Abstract The germinal center (GC) reaction results in the selection of B-cells acquiring effector Ig secreting ability by progressing towards plasmablastic differentiation. This transition is associated with exclusion from the GC microenvironment. The aberrant expansion of plasmablastic elements within the GC fringes configures an atypical condition, the biological characteristics of which have not been defined yet. We investigated the in situ immunophenotypical and transcriptional characteristics of a non-clonal germinotropic expansion of plasmablastic elements (GEx) occurring in the tonsil of a young patient.

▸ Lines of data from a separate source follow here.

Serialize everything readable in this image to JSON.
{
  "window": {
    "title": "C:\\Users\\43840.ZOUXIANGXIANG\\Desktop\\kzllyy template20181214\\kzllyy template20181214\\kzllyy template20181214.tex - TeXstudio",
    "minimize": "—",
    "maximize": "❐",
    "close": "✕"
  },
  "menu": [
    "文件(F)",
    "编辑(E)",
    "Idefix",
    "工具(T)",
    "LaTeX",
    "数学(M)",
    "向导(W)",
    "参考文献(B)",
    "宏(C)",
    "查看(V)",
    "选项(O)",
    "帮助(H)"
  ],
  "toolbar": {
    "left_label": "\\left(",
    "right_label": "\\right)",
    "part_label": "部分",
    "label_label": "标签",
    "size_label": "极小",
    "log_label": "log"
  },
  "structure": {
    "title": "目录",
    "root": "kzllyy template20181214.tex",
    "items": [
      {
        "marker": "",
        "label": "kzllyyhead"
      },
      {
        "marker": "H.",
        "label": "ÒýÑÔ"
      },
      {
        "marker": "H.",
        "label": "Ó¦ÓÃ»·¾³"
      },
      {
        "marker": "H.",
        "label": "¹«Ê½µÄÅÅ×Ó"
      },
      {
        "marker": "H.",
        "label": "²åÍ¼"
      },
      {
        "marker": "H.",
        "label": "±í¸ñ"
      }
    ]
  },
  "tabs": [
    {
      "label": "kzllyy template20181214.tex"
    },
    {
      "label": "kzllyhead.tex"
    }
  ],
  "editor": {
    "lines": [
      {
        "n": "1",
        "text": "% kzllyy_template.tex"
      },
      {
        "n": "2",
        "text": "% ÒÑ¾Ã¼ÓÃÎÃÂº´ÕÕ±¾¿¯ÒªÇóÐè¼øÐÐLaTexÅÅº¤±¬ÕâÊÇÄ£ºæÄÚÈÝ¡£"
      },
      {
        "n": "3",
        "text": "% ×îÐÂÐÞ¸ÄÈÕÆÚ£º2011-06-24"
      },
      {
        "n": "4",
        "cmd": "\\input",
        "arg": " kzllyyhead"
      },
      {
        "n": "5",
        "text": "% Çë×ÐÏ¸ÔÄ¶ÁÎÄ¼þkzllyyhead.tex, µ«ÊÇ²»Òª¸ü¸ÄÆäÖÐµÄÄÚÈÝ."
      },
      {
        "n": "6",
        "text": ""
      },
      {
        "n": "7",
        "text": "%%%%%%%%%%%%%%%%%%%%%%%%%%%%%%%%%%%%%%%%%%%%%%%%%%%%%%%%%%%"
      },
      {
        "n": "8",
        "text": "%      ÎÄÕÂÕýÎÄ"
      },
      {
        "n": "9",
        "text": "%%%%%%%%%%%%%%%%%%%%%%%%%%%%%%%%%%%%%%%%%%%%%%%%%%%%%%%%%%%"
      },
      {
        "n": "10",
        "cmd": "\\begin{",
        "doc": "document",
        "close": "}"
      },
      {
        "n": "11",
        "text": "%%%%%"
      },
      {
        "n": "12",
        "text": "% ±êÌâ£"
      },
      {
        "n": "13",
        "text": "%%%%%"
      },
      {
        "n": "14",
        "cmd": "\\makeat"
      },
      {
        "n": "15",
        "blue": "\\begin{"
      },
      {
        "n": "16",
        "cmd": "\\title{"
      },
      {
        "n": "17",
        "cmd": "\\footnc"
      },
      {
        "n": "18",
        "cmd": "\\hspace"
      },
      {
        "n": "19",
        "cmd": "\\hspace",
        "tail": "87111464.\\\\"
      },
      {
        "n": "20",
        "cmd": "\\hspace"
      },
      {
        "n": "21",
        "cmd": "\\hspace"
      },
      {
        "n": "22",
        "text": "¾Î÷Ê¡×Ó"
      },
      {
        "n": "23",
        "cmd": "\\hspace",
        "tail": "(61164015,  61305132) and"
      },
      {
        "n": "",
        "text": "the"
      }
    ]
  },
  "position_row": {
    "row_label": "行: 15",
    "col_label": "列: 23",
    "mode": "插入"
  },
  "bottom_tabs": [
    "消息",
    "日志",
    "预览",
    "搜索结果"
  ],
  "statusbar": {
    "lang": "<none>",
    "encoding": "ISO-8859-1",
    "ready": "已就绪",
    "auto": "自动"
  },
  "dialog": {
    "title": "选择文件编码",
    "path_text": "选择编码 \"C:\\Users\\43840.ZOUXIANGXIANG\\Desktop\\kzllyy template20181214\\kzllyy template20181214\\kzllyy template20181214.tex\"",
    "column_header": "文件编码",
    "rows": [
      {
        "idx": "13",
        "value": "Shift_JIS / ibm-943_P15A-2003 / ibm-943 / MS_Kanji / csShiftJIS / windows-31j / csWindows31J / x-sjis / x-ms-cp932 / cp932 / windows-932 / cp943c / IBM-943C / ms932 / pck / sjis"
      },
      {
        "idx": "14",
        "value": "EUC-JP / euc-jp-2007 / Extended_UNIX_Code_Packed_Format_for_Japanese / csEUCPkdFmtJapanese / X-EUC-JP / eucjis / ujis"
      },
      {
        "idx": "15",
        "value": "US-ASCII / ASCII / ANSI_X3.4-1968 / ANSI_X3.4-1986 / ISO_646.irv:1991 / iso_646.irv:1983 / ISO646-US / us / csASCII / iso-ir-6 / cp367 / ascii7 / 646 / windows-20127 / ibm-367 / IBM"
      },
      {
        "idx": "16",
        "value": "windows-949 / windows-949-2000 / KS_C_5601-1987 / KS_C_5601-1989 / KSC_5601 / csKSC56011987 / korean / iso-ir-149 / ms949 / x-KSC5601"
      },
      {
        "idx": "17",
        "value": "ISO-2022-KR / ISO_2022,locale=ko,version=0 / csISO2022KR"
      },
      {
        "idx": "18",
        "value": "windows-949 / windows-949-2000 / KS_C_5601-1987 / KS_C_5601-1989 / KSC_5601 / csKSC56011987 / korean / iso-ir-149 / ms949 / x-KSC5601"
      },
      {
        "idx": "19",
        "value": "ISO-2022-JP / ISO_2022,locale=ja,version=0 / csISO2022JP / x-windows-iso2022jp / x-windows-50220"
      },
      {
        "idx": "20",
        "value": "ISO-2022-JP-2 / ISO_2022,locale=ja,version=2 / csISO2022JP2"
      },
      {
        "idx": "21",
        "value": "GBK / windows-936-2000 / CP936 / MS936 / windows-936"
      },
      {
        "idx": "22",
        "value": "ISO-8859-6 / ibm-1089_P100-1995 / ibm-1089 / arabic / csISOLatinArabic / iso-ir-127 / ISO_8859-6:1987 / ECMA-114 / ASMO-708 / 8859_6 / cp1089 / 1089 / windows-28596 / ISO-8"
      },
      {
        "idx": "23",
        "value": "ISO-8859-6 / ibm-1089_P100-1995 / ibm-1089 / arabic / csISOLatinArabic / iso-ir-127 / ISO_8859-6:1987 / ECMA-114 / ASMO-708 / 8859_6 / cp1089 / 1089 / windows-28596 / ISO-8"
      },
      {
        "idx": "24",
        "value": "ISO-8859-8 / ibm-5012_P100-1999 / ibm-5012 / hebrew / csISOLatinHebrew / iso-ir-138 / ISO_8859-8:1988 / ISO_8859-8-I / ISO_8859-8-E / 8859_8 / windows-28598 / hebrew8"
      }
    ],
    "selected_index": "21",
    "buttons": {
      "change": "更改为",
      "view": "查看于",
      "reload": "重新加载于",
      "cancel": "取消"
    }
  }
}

Compared to neighboring GC and peri-follicular regions, the GEx showed a distinctive signature featuring key regulators of plasmacytic differentiation, cytokine signaling, and cell metabolism. The GEx signature was tested in the setting of diffuse large B-cell lymphoma (DLBCL) as a prototypical model of lymphomagenesis encompassing transformation at different stages of GC and post-GC functional differentiation. The signature outlined DLBCL clusters with different overall survival, highlighting the negative prognostic significance of the overexpression of hallmark genes of this peculiar condition.